We're posting these examples on GitHub to support the NVIDIA LLM community and facilitate feedback.
We invite contributions!
To open a GitHub issue or pull request, see the [contributing guidelines](./CONTRIBUTING.md).

## License

This NVIDIA NVIDIA AI BLUEPRINT is licensed under the [Apache License, Version 2.0.](./LICENSE) This project will download and install additional third-party open source software projects and containers. Review [the license terms of these open source projects](./LICENSE-3rd-party.txt) before use.
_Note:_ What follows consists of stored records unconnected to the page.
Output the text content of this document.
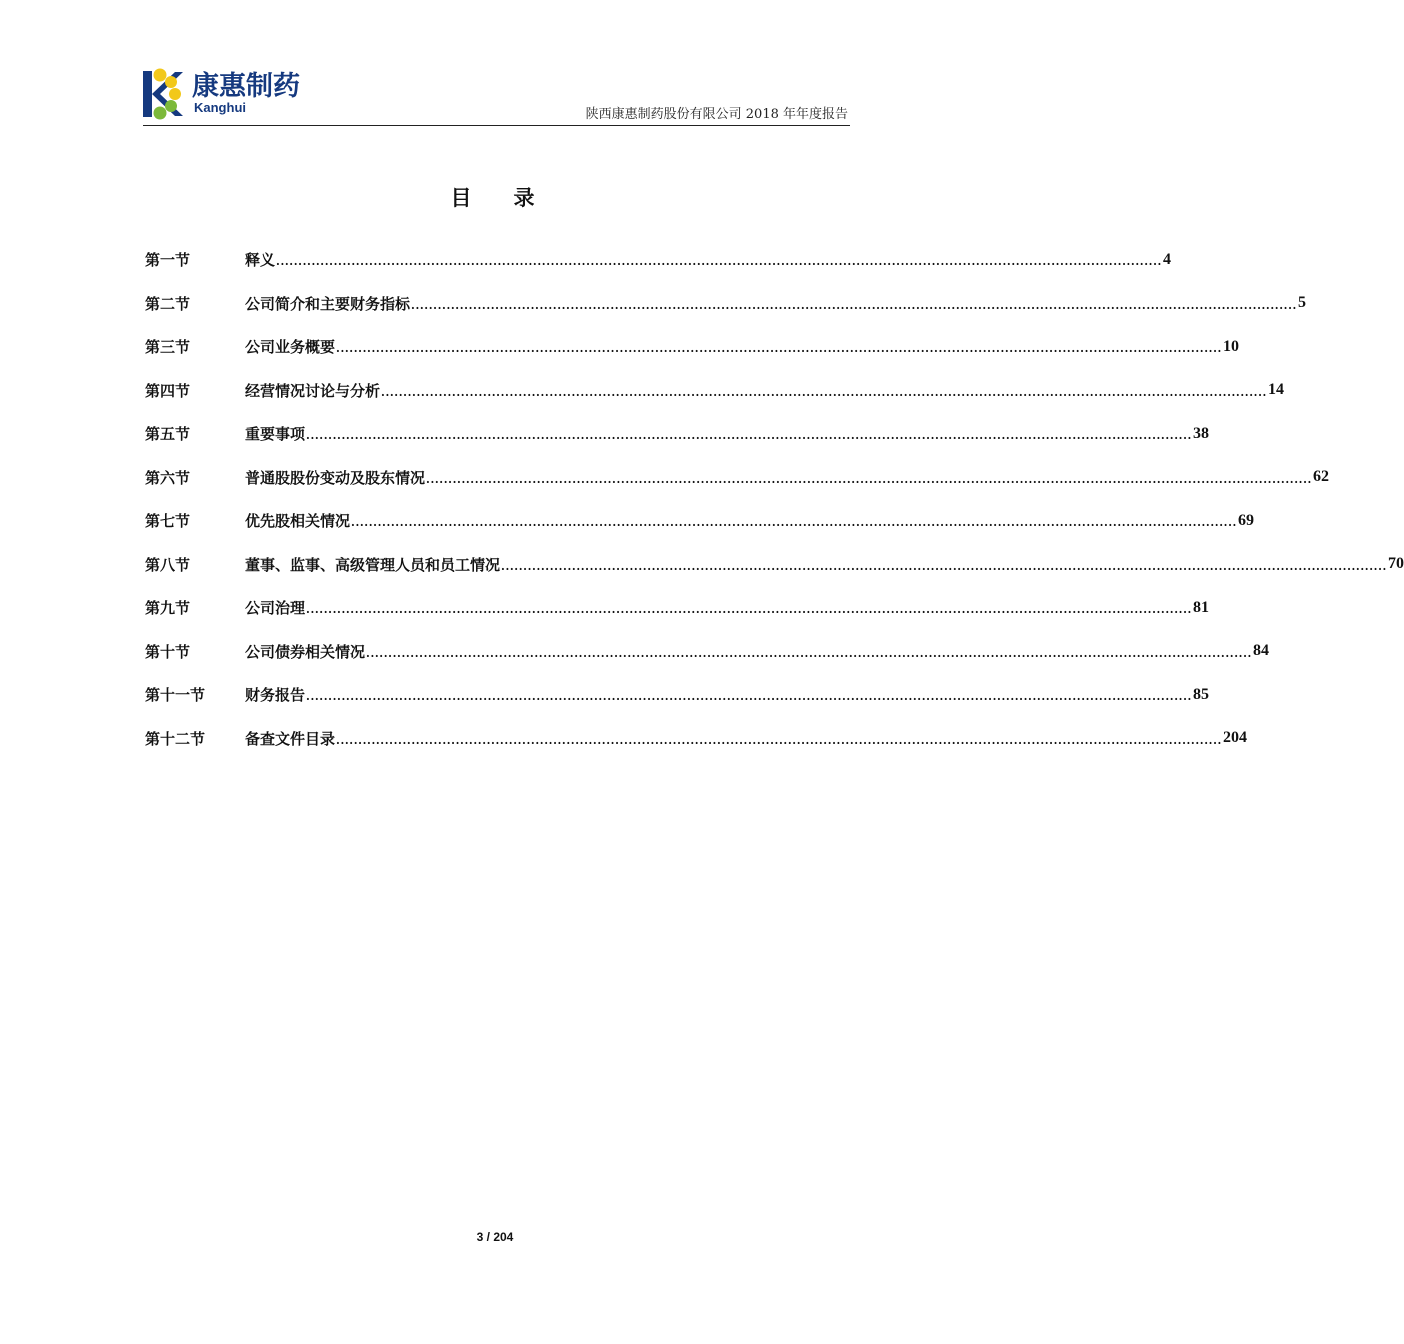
康惠制药
Kanghui	陕西康惠制药股份有限公司 2018 年年度报告
目 录
第一节	释义 ........................................................................................................................................................................................................ 4
第二节	公司简介和主要财务指标 ........................................................................................................................................................................................................ 5
第三节	公司业务概要 ........................................................................................................................................................................................................ 10
第四节	经营情况讨论与分析 ........................................................................................................................................................................................................ 14
第五节	重要事项 ........................................................................................................................................................................................................ 38
第六节	普通股股份变动及股东情况 ........................................................................................................................................................................................................ 62
第七节	优先股相关情况 ........................................................................................................................................................................................................ 69
第八节	董事、监事、高级管理人员和员工情况 ........................................................................................................................................................................................................ 70
第九节	公司治理 ........................................................................................................................................................................................................ 81
第十节	公司债券相关情况 ........................................................................................................................................................................................................ 84
第十一节	财务报告 ........................................................................................................................................................................................................ 85
第十二节	备查文件目录 ........................................................................................................................................................................................................ 204
3 / 204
The software and materials are governed by the NVIDIA Software License Agreement (found at https://www.nvidia.com/en-us/agreements/enterprise-software/nvidia-software-license-agreement/) and the Product-Specific Terms for NVIDIA AI Products (found at https://www.nvidia.com/en-us/agreements/enterprise-software/product-specific-terms-for-ai-products/), except that models are governed by the AI Foundation Models Community License Agreement (found at NVIDIA Agreements | Enterprise Software | NVIDIA Community Model License) and NVIDIA dataset is governed by the NVIDIA Asset License Agreement found [here](./data/LICENSE.DATA).

For Meta/llama-3.1-70b-instruct model the Llama 3.1 Community License Agreement, for nvidia/llama-3.2-nv-embedqa-1b-v2model the Llama 3.2 Community License Agreement, and for the nvidia/llama-3.2-nv-rerankqa-1b-v2 model the Llama 3.2 Community License Agreement. Built with Llama.